While the digital age poses a variety of serious challenges to the forms and finances of journalistic reporting, there is much potential for enhanced collaboration between Asian and European media organizations, writes Gareth Price.
- While the ‘death of newspapers’ has been long predicted, the internet and social media provide the industry with significant challenges; traditional models are rapidly being made redundant. In particular, newspapers are no longer ‘gatekeepers’ of access to news.
- Although newspapers were among the first industries to recognize the internet’s importance, they have performed poorly at monetizing readership in the digital age. Instead, many revenue streams have been diverted from newspapers to IT companies and news aggregators.
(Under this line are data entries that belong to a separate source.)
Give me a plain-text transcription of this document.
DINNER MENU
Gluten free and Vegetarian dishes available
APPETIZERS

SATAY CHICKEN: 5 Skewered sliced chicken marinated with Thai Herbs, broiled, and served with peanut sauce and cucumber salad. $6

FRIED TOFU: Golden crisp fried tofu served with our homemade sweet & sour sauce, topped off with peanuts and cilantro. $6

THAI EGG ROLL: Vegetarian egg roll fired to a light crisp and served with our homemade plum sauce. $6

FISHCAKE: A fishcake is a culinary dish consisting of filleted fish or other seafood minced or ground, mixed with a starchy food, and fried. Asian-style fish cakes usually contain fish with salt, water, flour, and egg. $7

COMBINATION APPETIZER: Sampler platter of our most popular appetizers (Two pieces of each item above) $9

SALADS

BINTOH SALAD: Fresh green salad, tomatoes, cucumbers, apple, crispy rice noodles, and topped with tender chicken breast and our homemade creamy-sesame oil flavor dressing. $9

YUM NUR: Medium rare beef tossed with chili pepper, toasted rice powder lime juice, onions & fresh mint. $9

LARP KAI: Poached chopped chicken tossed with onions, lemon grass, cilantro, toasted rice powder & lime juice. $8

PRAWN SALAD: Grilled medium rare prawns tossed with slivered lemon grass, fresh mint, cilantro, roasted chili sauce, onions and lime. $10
- Some newspapers and journalists have sought funding from foundations, or through crowd-sourcing for particular investigations, though there are clear concerns about the sustainability and impartiality of such models.
- Usage of social media as a source of news is increasing. However, in divided societies the dissemination of false ‘news’ through social media can threaten community cohesion. Some organizations have therefore started validating social media stories.
- Although the challenges facing the media are global, there are regional and country-specific issues. The combination of European technology and Asia’s growing markets suggests there is potential for greater engagement between journalists in Europe and Asia. Already, many Asian newspapers run articles by European newspapers. On the other hand, the rising international prominence of Asian powers such as China means that European newspapers are also likely to devote more attention to Asia.
- Globalization means that the traditional method whereby a journalist gets a scoop for an individual newspaper is likely to be replaced by institutionalized collaboration between different news outfits with input from ‘citizen journalists’.